I needed accurate depth readings from my Tail Stock.  This versatile bar clamp fits on my ram and allows me to easily get a dial reading when drilling holes, counterboring, or anything else that requires more accuracy than the hash marks on my tail stock provide. 

The delay getting this video out was due to a serious computer crash when my fusion drive on my iMac split trying to upgrade to BigSur.  I lost 2 weeks worth of data including about 10 hours of the video making this bar clamp.  This video is a little different than my others, I spend half the time talking through the build from my Fusion 360 design.  I still salvaged 2 hours of video from my camera for the other half so still some great shop footage of the build. 

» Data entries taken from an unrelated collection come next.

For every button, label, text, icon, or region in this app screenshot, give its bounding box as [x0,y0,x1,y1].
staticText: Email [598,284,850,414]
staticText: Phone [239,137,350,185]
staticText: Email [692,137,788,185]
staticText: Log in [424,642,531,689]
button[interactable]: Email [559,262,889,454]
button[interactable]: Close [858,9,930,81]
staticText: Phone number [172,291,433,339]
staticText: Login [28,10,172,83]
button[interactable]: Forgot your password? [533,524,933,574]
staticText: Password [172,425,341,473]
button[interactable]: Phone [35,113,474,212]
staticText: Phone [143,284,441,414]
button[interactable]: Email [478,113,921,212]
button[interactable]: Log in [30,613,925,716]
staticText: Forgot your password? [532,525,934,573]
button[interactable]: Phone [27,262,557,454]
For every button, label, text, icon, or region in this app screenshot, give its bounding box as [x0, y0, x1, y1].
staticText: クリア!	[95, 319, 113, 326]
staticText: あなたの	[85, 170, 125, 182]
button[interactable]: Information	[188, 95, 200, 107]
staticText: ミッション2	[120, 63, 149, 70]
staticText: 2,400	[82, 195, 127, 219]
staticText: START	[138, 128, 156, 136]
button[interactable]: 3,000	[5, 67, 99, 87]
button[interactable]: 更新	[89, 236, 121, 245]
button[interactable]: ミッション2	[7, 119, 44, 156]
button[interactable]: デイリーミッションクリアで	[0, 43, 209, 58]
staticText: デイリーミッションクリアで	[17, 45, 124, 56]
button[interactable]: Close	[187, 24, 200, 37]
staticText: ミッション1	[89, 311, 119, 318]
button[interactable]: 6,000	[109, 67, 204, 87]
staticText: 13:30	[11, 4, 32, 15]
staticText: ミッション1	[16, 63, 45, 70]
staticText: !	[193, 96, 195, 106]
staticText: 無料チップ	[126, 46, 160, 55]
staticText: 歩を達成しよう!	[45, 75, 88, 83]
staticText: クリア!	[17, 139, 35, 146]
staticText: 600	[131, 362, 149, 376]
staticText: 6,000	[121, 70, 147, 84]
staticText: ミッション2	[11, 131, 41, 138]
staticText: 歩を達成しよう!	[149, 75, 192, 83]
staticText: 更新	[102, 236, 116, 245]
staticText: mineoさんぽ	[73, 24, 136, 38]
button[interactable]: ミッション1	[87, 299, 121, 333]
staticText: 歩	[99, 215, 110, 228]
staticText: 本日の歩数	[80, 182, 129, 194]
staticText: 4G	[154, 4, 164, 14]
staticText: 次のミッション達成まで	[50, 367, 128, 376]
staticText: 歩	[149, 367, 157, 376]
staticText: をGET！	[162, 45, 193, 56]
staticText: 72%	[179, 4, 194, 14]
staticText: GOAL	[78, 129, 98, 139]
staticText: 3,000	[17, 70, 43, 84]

With a Tormach 1100MX on the way, I need to get more proficient with Fusion 360 and this was a great project to design in CAD and push my skills.  Helped me make the design better and actually saved me time and material in the shop.  I would highly recommend spending time learning CAD software even if you don't do CNC. 

Making this bar clamp I used a Rotary Table on my JET JMD-18 Mill Drill for the outer shape, a Precision Matthews PM 1440TL Lathe to bore it and make the hardware, a Dividing Head on my Mill for the radial slot in the shaft for the locking mechanism for the latch pin, and my Mill for all the other slots etc.  Really a fun project with a lot of different set ups and learning points. 

Great Machining Project if you need a bar clamp for anything.


----------